Unravelling the enigma of football in the post-Soviet republics
Well, the only way is up for whoever succeeds Valery Karpin as manager of Spartak Moscow.
Shortly after the 42-year-old tendered his resignation to the club’s board on Monday afternoon, Tom Tomsk recorded their first win of the new season away at Spartak Nalchik, allowing Valeri Nepomniachi’s side to leapfrog the Muscovites and send Russia’s most successful, most popular team to the bottom of the Premier League table after five rounds of matches.
Karpin joined “the people’s club” as director general in 2008, a role which he combined with that of manager after Michael Laudrup’s dismal reign was brought to an end the following year, in spite of having no previous coaching experience. He will now return to his director general position.
"It was decided to look for a new coach. That is a job for the general director, and I will do that now,” Karpin said yesterday. “I was ready to leave the post anyway, but the board would not consider it."
Initially the signs were good for Karpin and Spartak, who finished the 2009 season in second place and followed that up with a quarterfinal appearance in the Champions League the following year.
Finally, it seemed for Spartak’s fans, that decade-long wait for a league title was over.
There’s been a grim inevitability to all this for some time now though, even before that 4-0 defeat to Rostov on the opening day of the season.
The deficiencies of Spartak’s game, especially in defence, were on display for all to see last season as the club finished outside of the Champions League places, while four points from five games this campaign suggested they wouldn't be making a return to the top three any time soon unless there was a change.
Karpin pointed out recently they were the only Russian club to reach the quarterfinals of the Europa League, but they were humbled 10-3 on aggregate by Porto.
After the first leg, Aiden McGeady admitted “nobody was playing as a team”; Karpin gave himself three games to turn things round.
There were just 8,000 fans inside the Luzhniki Stadium to see a dour 0-0 draw with Ruud Gullit’s Terek Grozny – a side hardly pulling up trees in the Premier League themselves – then the 5-2 defeat to Porto in Moscow followed.
At the weekend Anzhi Makhachkala, Roberto Carlos’ new club, recorded their first ever win over Spartak, prompting his resignation, but Karpin will be on the bench for tonight’s cup match against Krasnodar while the search for a new manager continues.
For some time now Spartak have been as predictable as a fruit machine, while having weaknesses at the back and in midfield which he has failed to adequately address.
Certainly in attack he has the personnel to harm teams. McGeady had a superb first season in Russia and the creative Brazilian midfielder Alex is key for them, likewise his fellow countryman Welliton (below) – a striker who’s been free-scoring for the past two seasons - but a heel injury has seen the goals dry up, piling the pressure on Karpin.

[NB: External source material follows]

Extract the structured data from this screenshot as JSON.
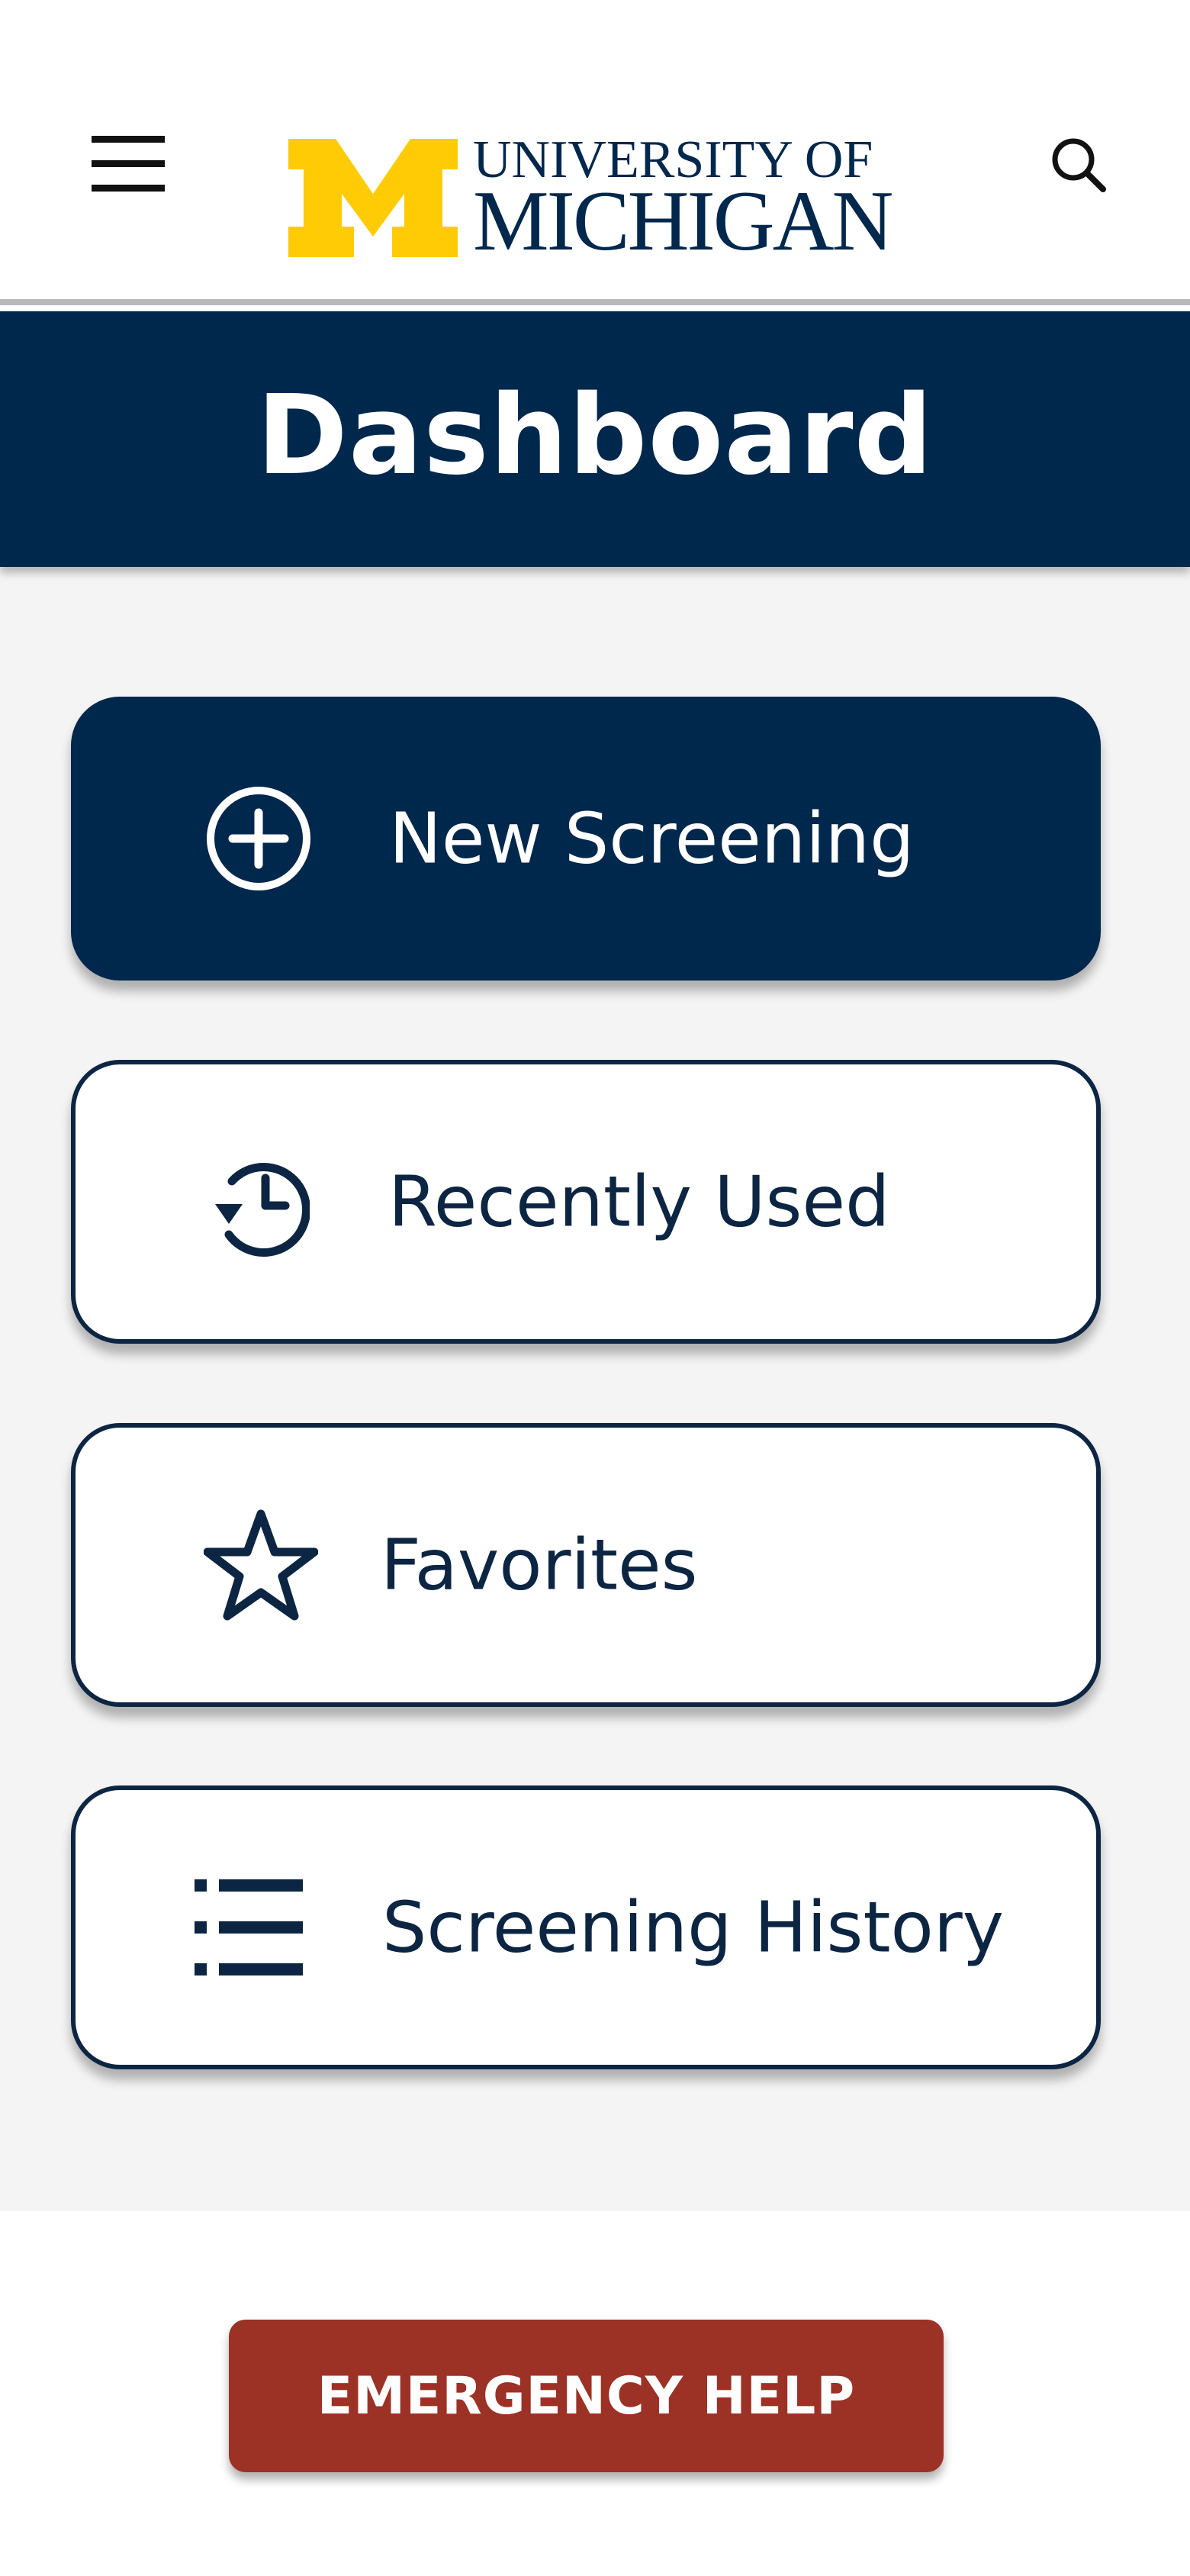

He also has at his disposal talented youngsters like Jano Aninidze and Emin Makhmudov.
The Brazilian Ibson shields the backline, but they lack presence in the midfield, someone alongside him who can roll up their sleeves and do the dirty work, which in turn then leaves a porous back four exposed.
Soslan Dzhanaev lost his place in goal to the Ukrainian Andriy Dykan last season and that seemed to steady the ship at first, though Spartak have become infuriatingly inconsistent.
Claudio Ranieri’s name was mentioned a while back as a possible successor to Karpin. But Spartak have had their fingers burnt in the past employing foreign managers, and the difficulty those from outside of the region face in attempting to succeed in the Premier League could lead Leonid Fedun, the club’s chairman, to opt for a Russian.
Indeed, Sovetsky Sport yesterday claimed Andrey Kobelev, who managed Dinamo Moskva from 2006 until last year, will succeed Karpin.
Things are viewed through the prism of history at Spartak, who won 12 league titles in the Soviet era and nine more after the dissolution of the USSR, but the last of them came in 2001 and the club haven't won a major honour since 2003.
The fans covet success, but there’s a need for stability and to bring in someone for the long term to arrest this slide; the two aren’t always easy to balance out though.
For Spartak, it’s imperative Fedun gets this next appointment right.